Reliable and Efficient Encoding for HPC

Managiing Data Efficiently in Scientific Simulations and Workflow

Transformative research in science and engineering (S&E) to address the Grand Challenges of our time, such as climate/weather prediction, designing new combustion systems, understanding the structure of atomic and molecular systems that shape chemistry and biological systems, etc., depends on progressively sophisticated computational models and data analysis at scale running on High Performance Computing (HPC) systems. These simulations and analyses are increasingly constrained by the massive volumes of data that they must use, generate, and analyze, and by their software stacks that lack proper mechanisms to reduce data movement. Meanwhile, there has been a growing interest in the use of inexact data or computation and its impact on existing scientific workflows. Therefore, to continue to achieve scientific discovery critical to NSF’s mission, research is needed to innovate new mechanisms that can efficiently reduce the volume of data generated and transferred while also enabling rapid execution of various analysis kernels using compressed data.

 

The research goal of this project is to investigate novel data encoding and decoding schemes that optimize data movement and computation in simulation and analyses to enable seamless scaling of their performance on current and future extreme-scale platforms. The research objectives of this proposal are to: 1) investigate data encoding and decoding of scientific datasets and methodologies for effectively harnessing encoded data to revolutionize exascale simulation and analysis performance and cost-effectiveness; 2) employ and scale encoded datasets seamlessly within current extreme-scale scientific workflows, including optimizing machine learning and data mining (ML&DM) algorithms for data-driven science, to maximize use of computing power and minimize errors; and 3) validate the performance of these novel mechanisms on an evaluation framework that will apply them to multiple extreme-scale scientific applications, including climate, multiphysics, and fluid dynamics.
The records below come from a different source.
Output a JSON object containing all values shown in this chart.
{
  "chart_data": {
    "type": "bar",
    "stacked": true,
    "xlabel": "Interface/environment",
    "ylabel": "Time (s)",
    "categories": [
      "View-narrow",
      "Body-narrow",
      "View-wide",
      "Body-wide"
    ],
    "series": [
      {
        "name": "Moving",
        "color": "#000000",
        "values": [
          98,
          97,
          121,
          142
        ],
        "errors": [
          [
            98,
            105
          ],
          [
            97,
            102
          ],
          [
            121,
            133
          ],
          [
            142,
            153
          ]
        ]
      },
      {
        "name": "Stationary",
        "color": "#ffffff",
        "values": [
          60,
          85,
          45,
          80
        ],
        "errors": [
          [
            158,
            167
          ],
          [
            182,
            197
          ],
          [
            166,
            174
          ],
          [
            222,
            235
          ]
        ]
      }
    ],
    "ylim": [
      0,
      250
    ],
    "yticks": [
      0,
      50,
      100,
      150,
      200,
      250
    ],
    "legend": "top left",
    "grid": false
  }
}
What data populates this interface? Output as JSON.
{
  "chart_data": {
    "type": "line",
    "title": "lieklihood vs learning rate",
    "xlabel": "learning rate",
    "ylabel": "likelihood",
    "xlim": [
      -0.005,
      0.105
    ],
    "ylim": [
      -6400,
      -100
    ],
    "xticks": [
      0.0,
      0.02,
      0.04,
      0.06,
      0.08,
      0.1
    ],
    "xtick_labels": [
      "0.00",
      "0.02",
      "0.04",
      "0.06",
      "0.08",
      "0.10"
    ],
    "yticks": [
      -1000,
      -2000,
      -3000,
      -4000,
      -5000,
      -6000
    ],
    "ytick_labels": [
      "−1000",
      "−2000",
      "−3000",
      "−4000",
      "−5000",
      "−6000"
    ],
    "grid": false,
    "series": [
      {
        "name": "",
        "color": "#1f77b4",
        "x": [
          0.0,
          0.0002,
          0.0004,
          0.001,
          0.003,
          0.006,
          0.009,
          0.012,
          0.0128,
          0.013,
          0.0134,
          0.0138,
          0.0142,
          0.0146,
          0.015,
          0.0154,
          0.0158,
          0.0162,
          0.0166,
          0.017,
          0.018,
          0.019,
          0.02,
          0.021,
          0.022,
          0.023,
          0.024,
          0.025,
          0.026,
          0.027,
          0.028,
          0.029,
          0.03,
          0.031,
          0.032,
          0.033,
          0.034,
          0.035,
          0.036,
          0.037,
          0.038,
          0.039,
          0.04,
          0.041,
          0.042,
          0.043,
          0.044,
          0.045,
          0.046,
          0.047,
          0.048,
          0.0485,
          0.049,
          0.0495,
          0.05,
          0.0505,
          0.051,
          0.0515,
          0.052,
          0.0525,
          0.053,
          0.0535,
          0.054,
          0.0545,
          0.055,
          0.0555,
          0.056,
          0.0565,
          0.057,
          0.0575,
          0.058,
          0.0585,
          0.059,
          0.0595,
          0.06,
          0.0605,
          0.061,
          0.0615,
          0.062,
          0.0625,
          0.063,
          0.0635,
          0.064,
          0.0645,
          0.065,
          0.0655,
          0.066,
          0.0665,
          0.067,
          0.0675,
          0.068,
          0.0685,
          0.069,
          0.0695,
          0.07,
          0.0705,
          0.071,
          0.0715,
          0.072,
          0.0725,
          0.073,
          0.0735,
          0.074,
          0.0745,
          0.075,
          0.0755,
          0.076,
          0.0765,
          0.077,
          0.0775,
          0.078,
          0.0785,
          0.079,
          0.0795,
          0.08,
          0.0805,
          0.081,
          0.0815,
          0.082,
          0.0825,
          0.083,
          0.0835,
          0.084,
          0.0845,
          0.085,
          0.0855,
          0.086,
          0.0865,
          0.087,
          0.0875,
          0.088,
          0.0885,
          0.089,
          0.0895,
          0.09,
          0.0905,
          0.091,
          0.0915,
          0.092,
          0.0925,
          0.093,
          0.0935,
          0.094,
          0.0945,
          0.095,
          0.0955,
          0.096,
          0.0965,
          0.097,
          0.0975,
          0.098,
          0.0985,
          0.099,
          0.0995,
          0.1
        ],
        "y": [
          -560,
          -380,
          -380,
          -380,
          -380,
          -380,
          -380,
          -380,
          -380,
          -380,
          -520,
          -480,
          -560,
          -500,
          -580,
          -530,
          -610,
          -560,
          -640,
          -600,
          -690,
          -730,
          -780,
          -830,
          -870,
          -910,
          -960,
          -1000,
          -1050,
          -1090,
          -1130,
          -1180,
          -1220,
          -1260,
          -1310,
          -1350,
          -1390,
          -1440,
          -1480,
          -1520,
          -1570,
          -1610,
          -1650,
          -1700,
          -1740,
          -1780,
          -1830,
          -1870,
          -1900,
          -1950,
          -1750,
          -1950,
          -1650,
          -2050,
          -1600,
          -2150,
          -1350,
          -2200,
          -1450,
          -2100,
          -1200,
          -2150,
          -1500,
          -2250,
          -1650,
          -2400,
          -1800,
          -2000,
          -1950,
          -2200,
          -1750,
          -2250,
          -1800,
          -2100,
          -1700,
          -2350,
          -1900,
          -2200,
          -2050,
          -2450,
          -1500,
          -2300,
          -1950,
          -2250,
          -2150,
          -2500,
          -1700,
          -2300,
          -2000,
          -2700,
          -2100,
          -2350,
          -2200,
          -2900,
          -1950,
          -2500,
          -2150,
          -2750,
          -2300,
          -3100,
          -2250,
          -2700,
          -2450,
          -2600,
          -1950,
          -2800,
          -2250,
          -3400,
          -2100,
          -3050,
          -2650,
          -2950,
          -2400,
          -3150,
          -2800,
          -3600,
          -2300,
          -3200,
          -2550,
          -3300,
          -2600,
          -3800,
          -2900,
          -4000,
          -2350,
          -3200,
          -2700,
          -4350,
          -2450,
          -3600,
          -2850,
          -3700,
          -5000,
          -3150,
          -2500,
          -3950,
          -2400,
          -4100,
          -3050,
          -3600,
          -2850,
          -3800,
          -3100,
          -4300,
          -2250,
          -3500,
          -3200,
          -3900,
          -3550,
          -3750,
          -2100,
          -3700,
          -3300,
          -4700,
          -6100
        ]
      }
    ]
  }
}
An illustration of block decomposition with DCT using the rlds dataset. Our method is applicable to data of any dimensions as we regard all of them as flattened data.
The bar graphs (primary y-axis) show compression ratios for DCT-EC, SZ, and ZFP with the max error bounds (P) of 1E−3. The markers (secondary y-axis) show deviations between original data and reconstructed data in terms of NRMSE with different lossy compressors. (blue circle: DCT-EC, orange triangle: SZ, grey square: ZFP).
The maximum relative error variation during simula- tion timestamps in two solvers in FLASH. The y-axis shows the maximum relative error between the data generated from restart using reconstructed data and the original data.

The educational objectives of this project are to: 1) broaden and strengthen the current University of Massachusetts Lowell (UML) computer engineering curriculum at both undergraduate and graduate levels, including course enhancements of three existing courses on parallel computer architecture and development of a new course on combining data science in computer architecture and parallel computing; 2) create an interdisciplinary research program that leverages other academic disciplines through UML, other university, national lab, and international collaborations to address ever-increasing data movement concerns in extreme- scale computing platforms; and 3) implement proven, research-based interventions to attract, retain, and educate female and underrepresented minority (URM) populations in computer engineering, and expose them to HPC.